Workday makes enterprise cloud applications for human resources and finance and recently announced the addition of Workday Recruiting, an end-to-end application to manage the find, engage and selection process for candidates for open positions. Built from the ground up, the application is claimed to seamlessly integrate with Workday Human Capital Management (HCM) to handle everything from sourcing of suitable candidates to successful employment of talent.
Workday claims that its solution creates a clearly defined, and manageable pipeline for hiring teams and team leaders.
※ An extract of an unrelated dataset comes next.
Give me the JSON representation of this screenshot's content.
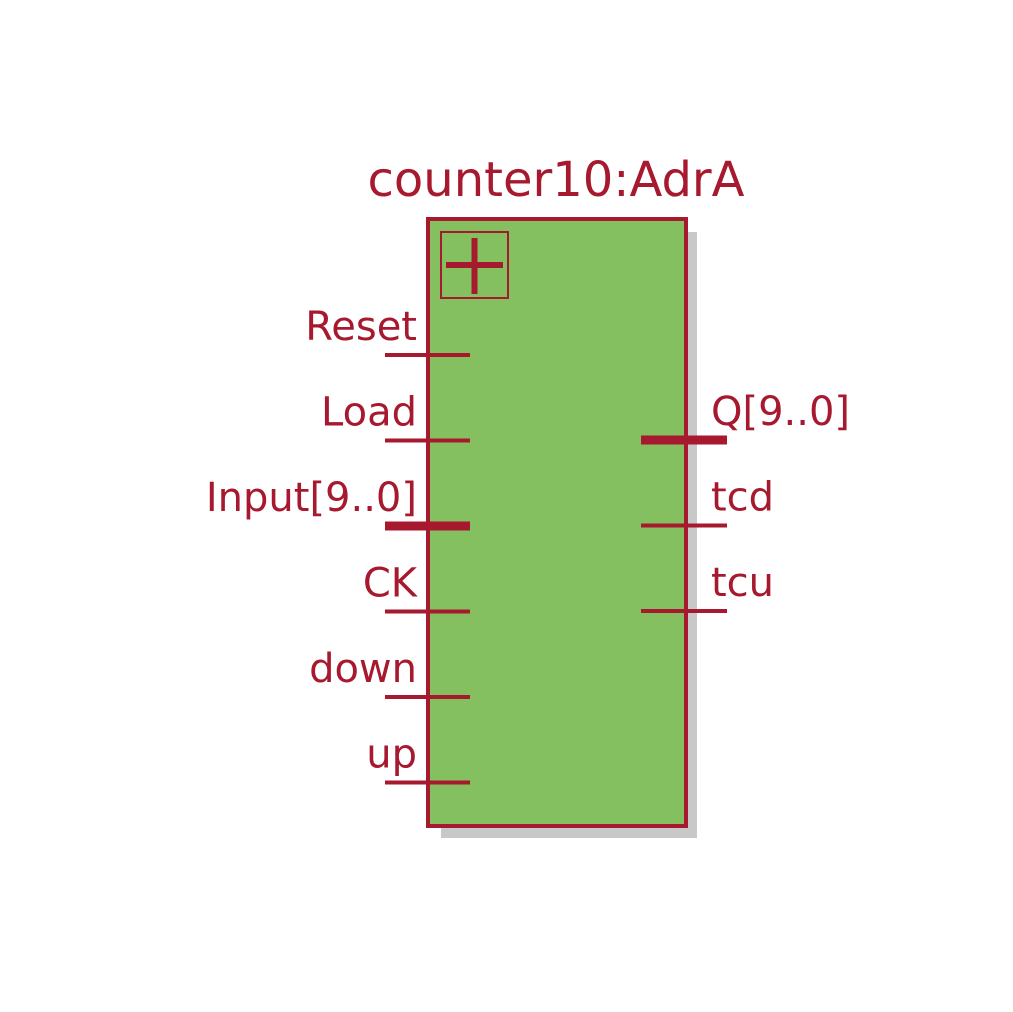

Aproximately 70 companies have already started working with Workday Recruiting, including Equifax, McKee Foods, and Noble Drilling Services.
“Workday Recruiting looks, feels, and functions unlike anything in the market, because it was built to benefit every person involved in the hiring process. Whether it’s an applicant on the bus, a manager at their desk, or an executive in the boardroom, the application enables candidates and hiring teams to take action no matter where they are,” said Leighanne Levensaler, vice president of human capital management products, Workday. “Workday Recruiting is woven into the fabric of Workday HCM – seamlessly a part of all people practices and analytics, including the ability to source and nurture internal and external talent, while offering full transparency into workforce planning.”
Forbes is bullish on this product:
First, many Workday customers use third party products for recruitment (many use Oracle) and often have millions of dollars invested in these platforms. While these products work well, most customers want a solution that is easier to use, more collaborative, and more unified with internal talent processes, which they can now buy from Workday. If Workday executes well, the market for non-Workday recruiting software among Workday customers will dry up.
Second, for companies considering a new HR or talent management platform, this announcement puts Workday in a more favorable competitive position. I’ve talked with many companies who chose Oracle or SuccessFactors because of their end-to-end talent applications. While Workday still does not have an LMS, the availability of recruitment makes Workday a more competitive talent management vendor.
Third, this announcement accelerates the end of the “standalone applicant tracking market” for large enterprises. Oracle (Taleo – the market leading ATS) now bundles its ATS as part of its ERP solution and IBM (Kenexa – another market leading ATS) now includes its ATS as part of its integrated Talent Suite. SuccessFactors (SAP), Infor, PeopleFluent, Sum Total, SilkRoad, CornerstoneOnDemand, Halogen, Saba, and most other talent management software providers now have integrated recruiting systems. This forces the remaining standalone ATS vendors (companies like Jobvite, SmartRecruiters) to focus on mid-market and mid-sized enterprises.
(Remember that nearly every company with more than 100 employees needs recruitment software, so the mid-market remains enormous with lots of opportunities for growth.)
Fourth, a new recruitment ecosystem will be created. There are hundreds of assessment, background checking, advertising, search, mobile recruiting, and analytics vendors in this market. As of today, these vendors will see Workday as an important new platform. They will shift resources toward Workday, driving innovation on the Workday platform.
Acquiring talent, particularly in technology areas of your business, is a highly competitive market. Furthermore, with the advent of social media and sites like LinkedIn, the process has become disjointed and frankly, a mess for all but a handful of large organizations that are geared up for aggressive recruitment.
Often, companies don’t get time to fully vet or manage the recruitment process of technology talent because they are facing a time crunch to bring on any candidate with the minimal skills required to get the job done.
That is why recruitment and staffing firms have become so prevalent, both leveraging the social web to recruit and, often, poach talent, as well as marketing themselves aggressively to potential employers. It’s been a bit of gold rush.
It’s going to be interesting to see how this particular approach ends up being perceived by other HR application vendors. The ideal solution is not one just aimed at the enterprise, but a SaaS based product that meets the needs of the SMB where the greatest recruitment costs occur as a portion of total HR spending.